ARIN's policies concerning dial-up pools

Charles Scott cscott at gaslightmedia.com
Fri Jan 19 15:29:19 EST 2001


Daniel:
  User to IP ratios can vary all over the map for a number of reasons,
many very legitimate. I think any policies need to be carefull written so
as to not be missinterpreted, and it would be unfortunate if a policy that
implied some acceptable range of user to IP ratio made new allocations
difficult for organizations that legitimately run out of the norm.

Chuck Scott


On Fri, 19 Jan 2001, Daniel Golding wrote:

> Charles,
> 
> ARIN never gets involved in user to modem ratios.
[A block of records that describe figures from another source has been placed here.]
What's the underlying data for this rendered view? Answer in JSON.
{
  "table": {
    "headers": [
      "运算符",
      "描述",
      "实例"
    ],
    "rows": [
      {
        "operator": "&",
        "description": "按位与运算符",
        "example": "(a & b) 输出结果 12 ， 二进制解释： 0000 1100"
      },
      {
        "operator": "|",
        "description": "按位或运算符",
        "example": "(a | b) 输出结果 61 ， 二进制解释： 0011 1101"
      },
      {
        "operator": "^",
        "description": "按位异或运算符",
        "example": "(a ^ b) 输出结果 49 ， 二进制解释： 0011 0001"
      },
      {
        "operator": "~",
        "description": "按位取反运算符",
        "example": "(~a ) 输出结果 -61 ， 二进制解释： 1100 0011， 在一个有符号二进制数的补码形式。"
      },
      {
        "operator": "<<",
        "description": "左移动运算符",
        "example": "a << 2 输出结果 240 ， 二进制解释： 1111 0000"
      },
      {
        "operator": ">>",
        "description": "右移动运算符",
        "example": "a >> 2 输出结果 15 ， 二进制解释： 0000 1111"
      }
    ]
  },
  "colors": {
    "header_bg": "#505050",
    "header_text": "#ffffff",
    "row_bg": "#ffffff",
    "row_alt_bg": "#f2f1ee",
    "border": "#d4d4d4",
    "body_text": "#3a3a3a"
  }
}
They get involved in Modem
> to IP ratios, which is proper, and User to IP ratios, which is even more
> important.
> 
> - Daniel Golding
> 
> > -----Original Message-----
> >   No offence guys, but I think it amounts to intereference in the
> > operations of the business if ARIN were to start saying how many modems
> > can be deployed, what the user to modem radio should be or that a provider
> > shouldn't assign static IP's for dial-in users.
> >   I admit that allocating static IPs for all dial-in users is just plain
> > wastefull and it should certainly be written into the policy that doing
> > this for no good reason may cause problem with getting address space. (Of
> > course here are good reasons for some static allocations.) I would thing
> > however that getting into the game of determining what's a proper user to
> > modem ratio is out of line. Also, it would seem that deploying additional
> > modems in advance of demand (as unusual as that would seem to some
> > providers) is a very prudent thing to do and should not be discouraged.